Chaifetz School Partners With Habitat for Neighborhood Business on Capstone Course for Graduate Students
The Richard A. Chaifetz School of Business continually strives to fulfill its commitment to harnessing the power of business for good. Its partnership with a local St. Louis nonprofit organization, Habitat for Neighborhood Business (HNB), works to help business owners who would otherwise not have access to certain resources and business techniques.
HNB was founded in 2006 by Saint Louis University alumnus Doug Brown with the goal of assisting businesses that would not otherwise have access to certain resources needed to be economically successful. Today, entrepreneurs and mentors aid local startups through education and mentorship.
“The goal is to provide services to minority business owners in the underserved areas of the city of St. Louis,” Gladys Smith, Program Director for HNB, explained. Smith recruited entrepreneurs to join HNB to benefit from the program’s mentoring component and business resources, including resources from the Chaifetz School.
“One of the hallmarks of what we do is provide mentoring to our entrepreneurs so that they get the support and advice of a business mentor,” Smith said.
While the Chaifetz School partners with HNB in several different ways, the embodiment of the partnership is Strategy and Practice, a capstone course within the school’s Professional MBA program. The class is designed as a synthesis of graduate students’ knowledge that they have earned through the program.
Prior to the beginning of the class, students are sent a list of approximately 15 different businesses that are facing a problem. Students are put into teams based on which business they choose and spend the semester working with their newest consulting partners in areas that can be strengthened to promote success.
Two students enrolled in this semester’s course, Shannon Shaughnessy and Megan Hampson, chose to work with the Institute of Personal and Professional Development, LLC. This local business, founded by LaKetia Carrell, specializes in counseling parents and professionals to help them become the best version of themselves.
“I always wanted to do something that helps kids or people that come from a different background,” Shaughnessy said. “So I was very interested when they said their main goal was counseling parents to become better in their professional and personal lives.”
Hampson shares a similar sentiment, saying, “I just wanted to make sure we were helping out in every way we could.”
Not only does the course provide motivation for students to give back to the community, it also allows them to take on the role of an independent business consultant.
“It really is the epitome of the mission meets the market in the fact that our soon-to-be MBAs provide meaningful value that is aligned with our mission,” explained Anastasios Kaburakis, co-instructor of Strategy and Practice at the Chaifetz School.
The Professional MBA program strives to foster students' creativity and critical thinking skills. Students in Strategy and Practice help businesses mostly on their own as instructors take a hands-off approach to support creativity and innovation.
“It definitely did help us work together and made sure we were being pushed out of our comfort zone,” Shaughnessy said.
The Strategy and Practice projects work to help businesses learn new ideas and gain access to resources necessary for the business to grow.
Laketia Carrell’s husband, Lee Carrell, helps her run her business. He agrees that the capstone class is key to the business’s expansion.
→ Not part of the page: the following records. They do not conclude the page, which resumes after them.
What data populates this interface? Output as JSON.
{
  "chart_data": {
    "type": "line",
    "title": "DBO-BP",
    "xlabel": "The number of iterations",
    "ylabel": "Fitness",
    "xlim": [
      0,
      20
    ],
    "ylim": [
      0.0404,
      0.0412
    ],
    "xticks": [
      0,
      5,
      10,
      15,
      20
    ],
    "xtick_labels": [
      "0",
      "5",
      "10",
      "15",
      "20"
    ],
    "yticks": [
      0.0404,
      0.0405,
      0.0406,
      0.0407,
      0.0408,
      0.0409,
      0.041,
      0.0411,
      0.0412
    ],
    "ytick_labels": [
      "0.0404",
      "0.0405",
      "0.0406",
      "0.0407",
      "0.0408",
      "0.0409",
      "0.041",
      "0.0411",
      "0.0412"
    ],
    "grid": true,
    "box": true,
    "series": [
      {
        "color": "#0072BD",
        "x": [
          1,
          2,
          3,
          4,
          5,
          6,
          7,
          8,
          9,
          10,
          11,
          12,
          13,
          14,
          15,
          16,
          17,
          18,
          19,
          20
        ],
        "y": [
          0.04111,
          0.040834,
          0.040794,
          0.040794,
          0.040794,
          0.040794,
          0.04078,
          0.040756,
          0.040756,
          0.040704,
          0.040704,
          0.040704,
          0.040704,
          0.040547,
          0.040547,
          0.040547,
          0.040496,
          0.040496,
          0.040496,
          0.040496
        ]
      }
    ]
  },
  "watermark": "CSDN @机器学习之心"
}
“You realize that you don’t know as much as you thought you knew, and by being in the program, that’s brought out by the knowledge of the instructors and students,” Lee Carrell said.
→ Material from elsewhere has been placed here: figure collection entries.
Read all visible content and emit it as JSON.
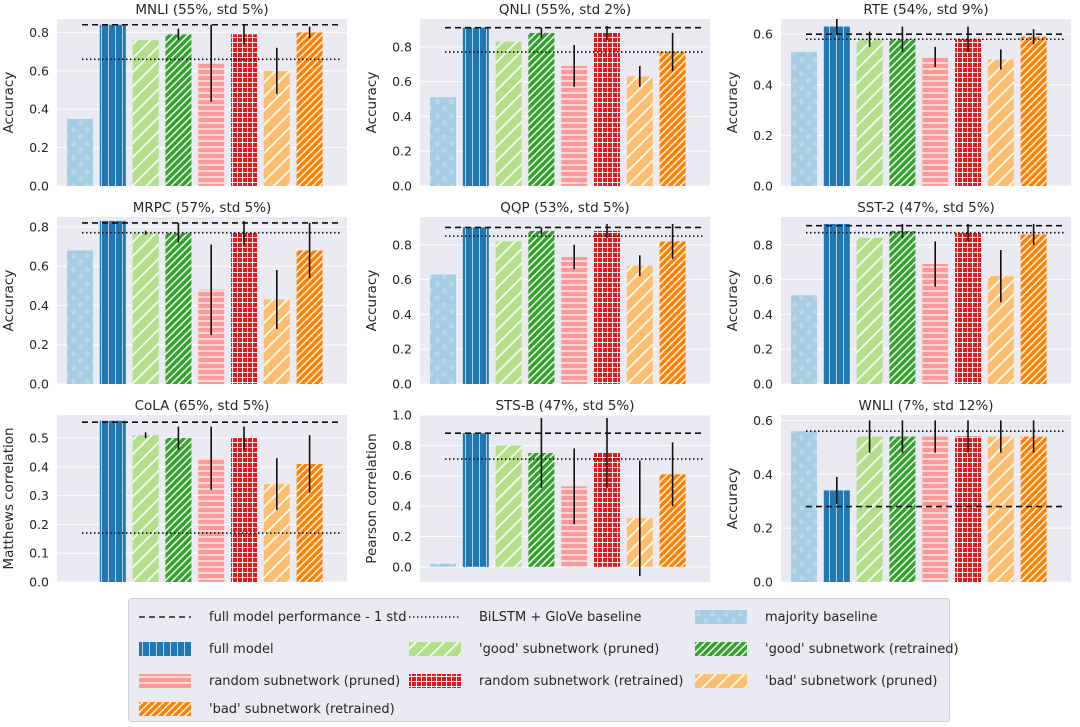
{
  "series_styles": [
    {
      "key": "majority",
      "color": "#a6cee3",
      "pattern": "stars"
    },
    {
      "key": "full",
      "color": "#1f78b4",
      "pattern": "vlines"
    },
    {
      "key": "good_pruned",
      "color": "#b2df8a",
      "pattern": "diag"
    },
    {
      "key": "good_retrained",
      "color": "#33a02c",
      "pattern": "diagdense"
    },
    {
      "key": "random_pruned",
      "color": "#fb9a99",
      "pattern": "hlines"
    },
    {
      "key": "random_retrained",
      "color": "#e31a1c",
      "pattern": "grid"
    },
    {
      "key": "bad_pruned",
      "color": "#fdbf6f",
      "pattern": "diag"
    },
    {
      "key": "bad_retrained",
      "color": "#ff7f00",
      "pattern": "diagdense"
    }
  ],
  "legend": [
    {
      "label": "full model performance - 1 std",
      "type": "dashed"
    },
    {
      "label": "BiLSTM + GloVe baseline",
      "type": "dotted"
    },
    {
      "label": "majority baseline",
      "type": "bar",
      "style": "majority"
    },
    {
      "label": "full model",
      "type": "bar",
      "style": "full"
    },
    {
      "label": "'good' subnetwork (pruned)",
      "type": "bar",
      "style": "good_pruned"
    },
    {
      "label": "'good' subnetwork (retrained)",
      "type": "bar",
      "style": "good_retrained"
    },
    {
      "label": "random subnetwork (pruned)",
      "type": "bar",
      "style": "random_pruned"
    },
    {
      "label": "random subnetwork (retrained)",
      "type": "bar",
      "style": "random_retrained"
    },
    {
      "label": "'bad' subnetwork (pruned)",
      "type": "bar",
      "style": "bad_pruned"
    },
    {
      "label": "'bad' subnetwork (retrained)",
      "type": "bar",
      "style": "bad_retrained"
    }
  ],
  "chart_data": [
    {
      "type": "bar",
      "title": "MNLI (55%, std 5%)",
      "ylabel": "Accuracy",
      "ylim": [
        0,
        0.87
      ],
      "yticks": [
        "0.0",
        "0.2",
        "0.4",
        "0.6",
        "0.8"
      ],
      "ytick_values": [
        0,
        0.2,
        0.4,
        0.6,
        0.8
      ],
      "values": [
        0.35,
        0.84,
        0.76,
        0.79,
        0.64,
        0.79,
        0.6,
        0.8
      ],
      "errors": [
        null,
        null,
        null,
        0.03,
        0.2,
        0.05,
        0.12,
        0.03
      ],
      "dashed": 0.84,
      "dotted": 0.66
    },
    {
      "type": "bar",
      "title": "QNLI (55%, std 2%)",
      "ylabel": "Accuracy",
      "ylim": [
        0,
        0.96
      ],
      "yticks": [
        "0.0",
        "0.2",
        "0.4",
        "0.6",
        "0.8"
      ],
      "ytick_values": [
        0,
        0.2,
        0.4,
        0.6,
        0.8
      ],
      "values": [
        0.51,
        0.91,
        0.83,
        0.88,
        0.69,
        0.88,
        0.63,
        0.77
      ],
      "errors": [
        null,
        null,
        null,
        0.03,
        0.12,
        0.04,
        0.06,
        0.11
      ],
      "dashed": 0.91,
      "dotted": 0.77
    },
    {
      "type": "bar",
      "title": "RTE (54%, std 9%)",
      "ylabel": "Accuracy",
      "ylim": [
        0,
        0.66
      ],
      "yticks": [
        "0.0",
        "0.2",
        "0.4",
        "0.6"
      ],
      "ytick_values": [
        0,
        0.2,
        0.4,
        0.6
      ],
      "values": [
        0.53,
        0.63,
        0.58,
        0.58,
        0.51,
        0.58,
        0.5,
        0.59
      ],
      "errors": [
        null,
        0.03,
        0.03,
        0.05,
        0.04,
        0.05,
        0.04,
        0.03
      ],
      "dashed": 0.6,
      "dotted": 0.58
    },
    {
      "type": "bar",
      "title": "MRPC (57%, std 5%)",
      "ylabel": "Accuracy",
      "ylim": [
        0,
        0.85
      ],
      "yticks": [
        "0.0",
        "0.2",
        "0.4",
        "0.6",
        "0.8"
      ],
      "ytick_values": [
        0,
        0.2,
        0.4,
        0.6,
        0.8
      ],
      "values": [
        0.68,
        0.83,
        0.77,
        0.77,
        0.48,
        0.77,
        0.43,
        0.68
      ],
      "errors": [
        null,
        null,
        0.01,
        0.05,
        0.23,
        0.06,
        0.15,
        0.14
      ],
      "dashed": 0.82,
      "dotted": 0.77
    },
    {
      "type": "bar",
      "title": "QQP (53%, std 5%)",
      "ylabel": "Accuracy",
      "ylim": [
        0,
        0.96
      ],
      "yticks": [
        "0.0",
        "0.2",
        "0.4",
        "0.6",
        "0.8"
      ],
      "ytick_values": [
        0,
        0.2,
        0.4,
        0.6,
        0.8
      ],
      "values": [
        0.63,
        0.9,
        0.82,
        0.88,
        0.73,
        0.88,
        0.68,
        0.82
      ],
      "errors": [
        null,
        null,
        null,
        0.02,
        0.07,
        0.04,
        0.06,
        0.1
      ],
      "dashed": 0.9,
      "dotted": 0.85
    },
    {
      "type": "bar",
      "title": "SST-2 (47%, std 5%)",
      "ylabel": "Accuracy",
      "ylim": [
        0,
        0.96
      ],
      "yticks": [
        "0.0",
        "0.2",
        "0.4",
        "0.6",
        "0.8"
      ],
      "ytick_values": [
        0,
        0.2,
        0.4,
        0.6,
        0.8
      ],
      "values": [
        0.51,
        0.92,
        0.84,
        0.88,
        0.69,
        0.87,
        0.62,
        0.86
      ],
      "errors": [
        null,
        null,
        null,
        0.04,
        0.13,
        0.05,
        0.15,
        0.06
      ],
      "dashed": 0.91,
      "dotted": 0.87
    },
    {
      "type": "bar",
      "title": "CoLA (65%, std 5%)",
      "ylabel": "Matthews correlation",
      "ylim": [
        0,
        0.58
      ],
      "yticks": [
        "0.0",
        "0.1",
        "0.2",
        "0.3",
        "0.4",
        "0.5"
      ],
      "ytick_values": [
        0,
        0.1,
        0.2,
        0.3,
        0.4,
        0.5
      ],
      "values": [
        0.0,
        0.56,
        0.51,
        0.5,
        0.43,
        0.5,
        0.34,
        0.41
      ],
      "errors": [
        null,
        null,
        0.01,
        0.04,
        0.11,
        0.04,
        0.09,
        0.1
      ],
      "dashed": 0.555,
      "dotted": 0.17
    },
    {
      "type": "bar",
      "title": "STS-B (47%, std 5%)",
      "ylabel": "Pearson correlation",
      "ylim": [
        -0.1,
        1.0
      ],
      "yticks": [
        "0.0",
        "0.2",
        "0.4",
        "0.6",
        "0.8",
        "1.0"
      ],
      "ytick_values": [
        0,
        0.2,
        0.4,
        0.6,
        0.8,
        1.0
      ],
      "values": [
        0.02,
        0.88,
        0.8,
        0.75,
        0.53,
        0.75,
        0.32,
        0.61
      ],
      "errors": [
        null,
        null,
        null,
        0.23,
        0.25,
        0.23,
        0.38,
        0.21
      ],
      "dashed": 0.88,
      "dotted": 0.71
    },
    {
      "type": "bar",
      "title": "WNLI (7%, std 12%)",
      "ylabel": "Accuracy",
      "ylim": [
        0,
        0.62
      ],
      "yticks": [
        "0.0",
        "0.2",
        "0.4",
        "0.6"
      ],
      "ytick_values": [
        0,
        0.2,
        0.4,
        0.6
      ],
      "values": [
        0.56,
        0.34,
        0.54,
        0.54,
        0.54,
        0.54,
        0.54,
        0.54
      ],
      "errors": [
        null,
        0.05,
        0.06,
        0.06,
        0.06,
        0.06,
        0.06,
        0.06
      ],
      "dashed": 0.28,
      "dotted": 0.56
    }
  ]
}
The course also keeps businesses up to date on the newest marketing techniques, including social media.
“I think one of the reasons why I hit a wall is when I think about social media, it’s overwhelming,” Laketia Carrell said, “But it’s going to be one of the most important things when we don’t have a big marketing budget.”
Both Shaughnessy and Hampson feel as though the course provided them with a unique business education experience that was enhanced by SLU’s Jesuit values integrated within the curriculum.
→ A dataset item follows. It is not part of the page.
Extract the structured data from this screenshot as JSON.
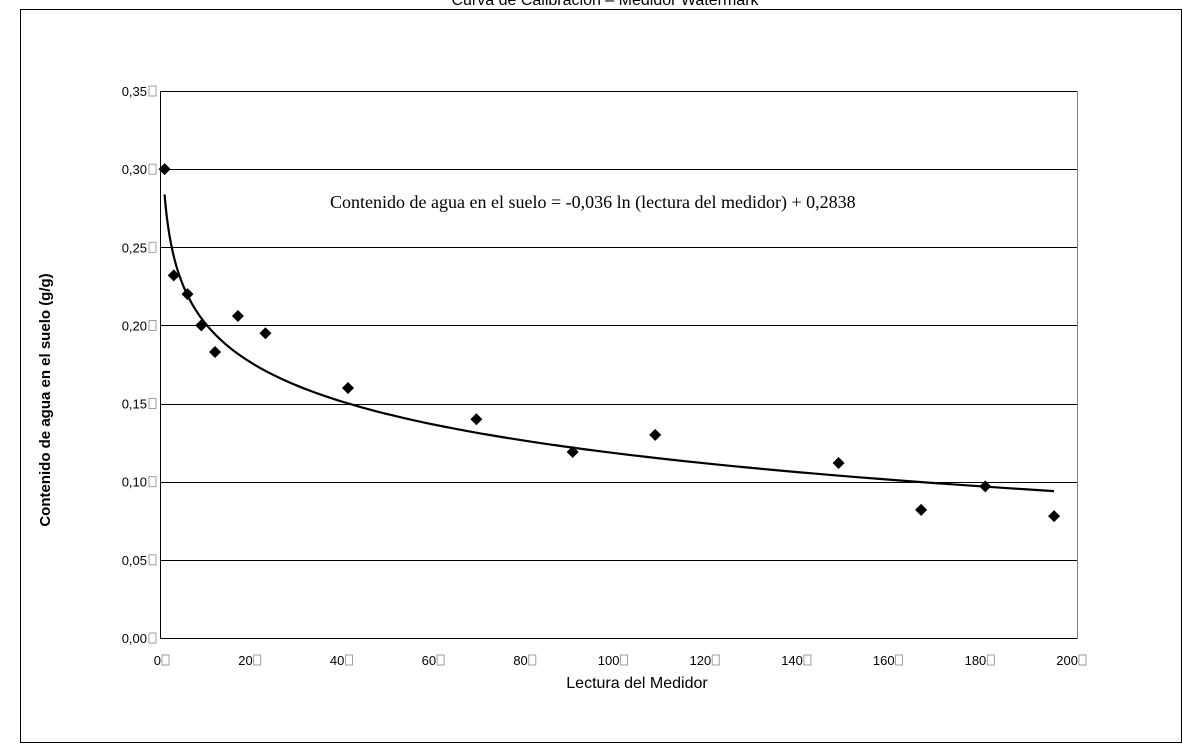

“I don't think you would have had the same capstone project where you’re actually interacting with community members at another University,” Hampson said. “Having that Jesuit background, we’re able to help people and that’s something that’s important to me.”
Kaburakis agrees and believes that MBA students at SLU feel a calling to use their skills for the greater good.
“There’s a certain DNA, a certain calling for SLU MBA,” he reflects.
Founded in 1910, the Richard A. Chaifetz School of Business at Saint Louis University has shaped the future of industry for more than a century as one of the oldest business schools west of the Mississippi. Today, SLU's business school continues to build on its reputation as a leader in business education through its commitment to inclusion, innovation and impact. The Chaifetz School’s undergraduate and graduate programs have been nationally recognized by U.S. News & World Report, Poets&Quants and The Princeton Review.